Second, along with more research creating improved treatment, funding also may flow to the treatment programs themselves.  For many years now, the U.S. has focused on the obesity epidemic with millions of dollars going into weight loss programs.  Since BED and obesity commonly co-occur, enhanced knowledge of BED can only help with obesity as well and, hopefully, some of the money that is going into weight loss programs can be reallocated to treating BED and aligning weight loss programs with that philosophy.  Additionally, with its new diagnostic classification, BED should command more respect (and ultimately coverage) from insurance companies.  Because of mental health parity, insurance companies are required to cover mental health issues in the same way medical issues would be covered based upon the individual policy.  Since the government has mandated this increased coverage, insurance companies are becoming very restrictive by creating their own “medical necessity” criteria to determine need for treatment.  With the new BED diagnosis and increased research that should come with it, providers will have better ammunition with which to combat the insurance companies and gain increased coverage for their clients.

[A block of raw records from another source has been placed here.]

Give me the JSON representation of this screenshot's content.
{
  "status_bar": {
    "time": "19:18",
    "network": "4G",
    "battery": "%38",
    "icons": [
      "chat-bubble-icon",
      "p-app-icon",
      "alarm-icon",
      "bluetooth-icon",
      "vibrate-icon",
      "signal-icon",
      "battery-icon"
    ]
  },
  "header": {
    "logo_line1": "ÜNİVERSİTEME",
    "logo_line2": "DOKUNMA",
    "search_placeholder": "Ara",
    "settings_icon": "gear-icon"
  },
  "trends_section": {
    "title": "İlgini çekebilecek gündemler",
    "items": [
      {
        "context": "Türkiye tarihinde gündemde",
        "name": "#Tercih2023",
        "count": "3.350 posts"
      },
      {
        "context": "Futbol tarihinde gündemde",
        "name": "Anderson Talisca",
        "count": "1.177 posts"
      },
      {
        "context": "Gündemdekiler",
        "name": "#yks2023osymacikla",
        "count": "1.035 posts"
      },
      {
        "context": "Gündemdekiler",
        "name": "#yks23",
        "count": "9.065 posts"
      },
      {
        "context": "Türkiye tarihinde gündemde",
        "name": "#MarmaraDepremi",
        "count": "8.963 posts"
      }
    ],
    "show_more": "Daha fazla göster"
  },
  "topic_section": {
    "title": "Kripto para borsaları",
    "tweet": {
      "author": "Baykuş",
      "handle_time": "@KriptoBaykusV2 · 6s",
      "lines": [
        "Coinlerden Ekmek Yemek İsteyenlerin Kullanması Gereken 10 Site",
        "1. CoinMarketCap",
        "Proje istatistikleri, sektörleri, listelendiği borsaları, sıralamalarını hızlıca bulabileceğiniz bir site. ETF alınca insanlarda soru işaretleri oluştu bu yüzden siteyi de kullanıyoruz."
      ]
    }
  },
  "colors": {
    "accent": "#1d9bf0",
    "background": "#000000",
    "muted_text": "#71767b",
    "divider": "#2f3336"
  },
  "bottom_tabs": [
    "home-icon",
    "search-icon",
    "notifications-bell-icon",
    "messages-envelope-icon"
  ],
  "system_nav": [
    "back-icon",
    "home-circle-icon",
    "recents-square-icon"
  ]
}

Finally, with recognition comes awareness and with awareness comes prevention.  By no longer “hiding” in EDNOS, BED has a much better platform on which to stand.  BED can be seen for what it is and people can be better educated regarding BED.  Prevention, of course, is the key to societal change.  With any disorder or condition, preventative measures are always preferable to treatment after the disorder or condition has developed.  By identifying the warning signs of BED and conducting early interventions, we may be able to reverse the trend of the disorder and the first step is increased awareness, which the new BED diagnostic classification will achieve.